I am also this year delving into my writing and art in a deeper way. I’ve been held back in this because of my own self doubt, and also because in the back of my mind, because of need, I keep thinking that I need to make money at this. It’s really not impossible to do this. Between Etsy and Createspace on Amazon, even if no professional galleries or publishers or agents are interested in your stuff, you can sell it. Actually there are people who make thousands of dollars every month from their blogs. That is what the advertising is about. Me? I think I have made $8. I have something misfiring that seems to drive money away from me instead of to me. It must be hidden somewhere in my fears, so maybe I will find it as I learn to be Fearlessness. Meanwhile, if you see any ads on my blog that appeal to you, please know that the tiniest portion might go to help a real person survive in this world. Me.

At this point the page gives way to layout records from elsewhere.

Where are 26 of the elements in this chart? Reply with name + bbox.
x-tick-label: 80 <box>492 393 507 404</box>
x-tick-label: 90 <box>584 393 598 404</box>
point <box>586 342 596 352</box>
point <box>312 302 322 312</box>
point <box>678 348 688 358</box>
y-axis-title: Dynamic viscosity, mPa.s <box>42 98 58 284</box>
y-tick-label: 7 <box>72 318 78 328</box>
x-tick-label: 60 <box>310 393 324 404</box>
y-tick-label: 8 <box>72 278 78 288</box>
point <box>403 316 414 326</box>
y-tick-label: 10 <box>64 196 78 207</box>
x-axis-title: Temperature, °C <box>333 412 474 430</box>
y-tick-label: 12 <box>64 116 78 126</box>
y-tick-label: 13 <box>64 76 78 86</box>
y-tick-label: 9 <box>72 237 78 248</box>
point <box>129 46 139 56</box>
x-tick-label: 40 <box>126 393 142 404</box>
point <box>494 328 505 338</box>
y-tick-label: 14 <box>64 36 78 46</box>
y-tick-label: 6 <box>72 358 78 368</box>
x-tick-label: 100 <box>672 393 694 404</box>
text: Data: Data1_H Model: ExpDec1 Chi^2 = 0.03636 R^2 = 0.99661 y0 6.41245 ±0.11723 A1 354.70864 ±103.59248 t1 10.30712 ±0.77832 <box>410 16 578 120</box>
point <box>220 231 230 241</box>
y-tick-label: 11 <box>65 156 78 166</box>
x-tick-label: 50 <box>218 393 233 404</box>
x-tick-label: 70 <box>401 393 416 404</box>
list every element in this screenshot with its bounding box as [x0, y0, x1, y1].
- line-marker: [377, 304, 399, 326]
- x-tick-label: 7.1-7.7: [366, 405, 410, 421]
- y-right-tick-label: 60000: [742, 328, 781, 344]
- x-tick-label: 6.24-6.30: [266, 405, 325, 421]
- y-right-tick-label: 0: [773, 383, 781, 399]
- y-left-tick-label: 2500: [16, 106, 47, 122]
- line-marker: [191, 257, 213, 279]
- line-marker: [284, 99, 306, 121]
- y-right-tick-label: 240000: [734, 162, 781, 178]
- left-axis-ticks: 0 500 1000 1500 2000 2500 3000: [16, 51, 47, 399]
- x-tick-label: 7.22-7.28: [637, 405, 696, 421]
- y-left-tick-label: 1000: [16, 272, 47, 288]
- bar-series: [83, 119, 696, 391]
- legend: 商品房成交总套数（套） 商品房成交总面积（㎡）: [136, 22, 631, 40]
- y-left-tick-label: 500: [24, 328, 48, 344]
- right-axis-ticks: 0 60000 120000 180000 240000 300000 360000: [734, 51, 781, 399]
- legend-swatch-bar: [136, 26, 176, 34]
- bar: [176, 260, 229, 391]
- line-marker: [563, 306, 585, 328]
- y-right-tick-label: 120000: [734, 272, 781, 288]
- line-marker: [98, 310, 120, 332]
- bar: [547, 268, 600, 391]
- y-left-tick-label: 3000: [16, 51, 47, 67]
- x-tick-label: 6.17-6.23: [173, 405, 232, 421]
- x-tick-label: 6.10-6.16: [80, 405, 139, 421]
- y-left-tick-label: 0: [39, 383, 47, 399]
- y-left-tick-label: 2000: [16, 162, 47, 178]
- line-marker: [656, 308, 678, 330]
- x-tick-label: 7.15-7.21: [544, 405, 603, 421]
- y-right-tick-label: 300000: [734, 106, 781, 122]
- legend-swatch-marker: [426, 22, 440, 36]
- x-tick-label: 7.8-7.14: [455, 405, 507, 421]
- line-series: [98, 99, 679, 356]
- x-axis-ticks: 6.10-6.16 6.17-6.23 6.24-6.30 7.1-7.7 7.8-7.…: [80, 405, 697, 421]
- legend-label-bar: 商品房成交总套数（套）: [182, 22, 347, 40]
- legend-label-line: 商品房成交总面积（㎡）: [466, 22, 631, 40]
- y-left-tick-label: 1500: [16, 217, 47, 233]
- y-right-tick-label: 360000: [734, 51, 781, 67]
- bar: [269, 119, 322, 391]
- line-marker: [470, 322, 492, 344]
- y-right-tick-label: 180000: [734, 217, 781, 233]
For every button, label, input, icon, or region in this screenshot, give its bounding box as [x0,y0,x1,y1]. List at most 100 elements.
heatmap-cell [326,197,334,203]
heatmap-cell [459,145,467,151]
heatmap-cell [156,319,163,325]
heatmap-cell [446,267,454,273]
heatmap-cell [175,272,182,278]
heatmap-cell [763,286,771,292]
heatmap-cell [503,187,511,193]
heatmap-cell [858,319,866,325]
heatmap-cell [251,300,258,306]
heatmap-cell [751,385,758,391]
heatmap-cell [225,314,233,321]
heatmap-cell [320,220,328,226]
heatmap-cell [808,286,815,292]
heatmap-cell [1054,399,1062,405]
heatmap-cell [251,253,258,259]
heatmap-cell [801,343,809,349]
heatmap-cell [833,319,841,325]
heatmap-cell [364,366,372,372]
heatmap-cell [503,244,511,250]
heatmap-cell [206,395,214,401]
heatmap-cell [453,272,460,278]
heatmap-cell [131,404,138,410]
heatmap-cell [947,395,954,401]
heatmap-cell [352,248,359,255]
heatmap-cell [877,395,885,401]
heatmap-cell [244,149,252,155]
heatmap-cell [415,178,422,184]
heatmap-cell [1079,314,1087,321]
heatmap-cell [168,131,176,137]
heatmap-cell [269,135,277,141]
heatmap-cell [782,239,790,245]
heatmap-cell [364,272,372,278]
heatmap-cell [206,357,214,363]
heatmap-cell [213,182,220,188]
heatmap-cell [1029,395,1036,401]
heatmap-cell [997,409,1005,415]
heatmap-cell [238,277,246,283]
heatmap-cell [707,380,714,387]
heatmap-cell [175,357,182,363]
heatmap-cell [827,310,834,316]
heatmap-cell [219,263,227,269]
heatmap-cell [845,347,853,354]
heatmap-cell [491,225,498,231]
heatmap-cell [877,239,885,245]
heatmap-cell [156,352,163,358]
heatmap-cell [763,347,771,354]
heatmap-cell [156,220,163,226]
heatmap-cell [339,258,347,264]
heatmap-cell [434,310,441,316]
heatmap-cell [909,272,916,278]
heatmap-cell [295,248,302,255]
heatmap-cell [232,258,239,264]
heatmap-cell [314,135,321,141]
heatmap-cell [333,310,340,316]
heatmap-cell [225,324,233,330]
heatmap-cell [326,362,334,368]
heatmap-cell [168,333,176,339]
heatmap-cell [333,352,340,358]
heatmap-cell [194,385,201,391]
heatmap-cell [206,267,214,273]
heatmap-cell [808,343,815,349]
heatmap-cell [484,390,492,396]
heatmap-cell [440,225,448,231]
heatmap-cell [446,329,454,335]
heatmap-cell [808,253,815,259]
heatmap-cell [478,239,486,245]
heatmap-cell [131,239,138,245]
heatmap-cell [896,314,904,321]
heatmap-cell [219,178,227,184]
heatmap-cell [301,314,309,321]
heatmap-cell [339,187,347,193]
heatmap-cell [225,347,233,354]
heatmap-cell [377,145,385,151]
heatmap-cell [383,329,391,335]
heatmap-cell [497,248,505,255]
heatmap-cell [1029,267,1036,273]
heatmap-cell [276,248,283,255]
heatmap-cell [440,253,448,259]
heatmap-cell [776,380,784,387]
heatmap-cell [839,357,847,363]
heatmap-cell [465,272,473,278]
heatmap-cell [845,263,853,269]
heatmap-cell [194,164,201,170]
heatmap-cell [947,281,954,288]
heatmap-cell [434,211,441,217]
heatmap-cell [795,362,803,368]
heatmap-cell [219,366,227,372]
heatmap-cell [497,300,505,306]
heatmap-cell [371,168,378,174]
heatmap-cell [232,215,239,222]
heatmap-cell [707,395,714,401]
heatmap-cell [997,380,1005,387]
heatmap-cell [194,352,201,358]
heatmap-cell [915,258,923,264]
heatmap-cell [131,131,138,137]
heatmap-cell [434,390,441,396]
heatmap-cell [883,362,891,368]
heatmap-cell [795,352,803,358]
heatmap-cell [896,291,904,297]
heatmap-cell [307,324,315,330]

I have a series of paintings I want to do, if I can figure out how. I have a book that I am working on. But it is not about Michaela. Do people want to hear about anything from me besides Michaela? Maybe I can come back to it one day, but I have written her story a million times, never finishing, never sure where it was going since there was no resolution. But this is a work of fiction, about a woman recovering from cancer, but not about a missing child. But whatever it is about, I write and write and then suddenly I think, wait, is this interesting? I start reading and don’t finish soooooo many books myself. The characters don’t appeal to me, the descriptions drag on, nothing happens, it goes back and forth between times and places and people and I can’t keep track. Would I read my own book I wonder?
What is your intention word for 2019? Be careful when picking that word, but once you do, what can you do to achieve it? Can you purposely, every single day, do something to move you closer toward your goal? If you have a phone phobia, how many calls would you need to make or receive in order to feel like a phone pro? I’d be interested in knowing what you are doing if anything.
An intention word is not the same as a New Year’s Resolution. A New Year’s Resolution deals with a behavior, like eating less to lose weight. An intention word takes you deeper. You just might want to lose weight, and you might need to eat less in order to do that, but first what is it in your life or character that you could change that would help you achieve your goals? The need to lose weight can come from a general attachment to excesses in our life, and perhaps becoming more mindful about things might help. Perhaps you could figure out what you are really doing by overeating. There are more depths here than I can plumb in a blog, but each person’s will find something different at the bottom. (I lost 30 pounds in the last year, but that’s another blog entry).
One thing I’m going to pledge is to write at least one entry in this blog each week. Maybe you will even find them interesting, but I’m going to stop letting the worry about whether you will like what I write or not, or whether you will like me or not, get in my way.
To every one who has read this far, you get a big gold star and a heartfelt I love you from me.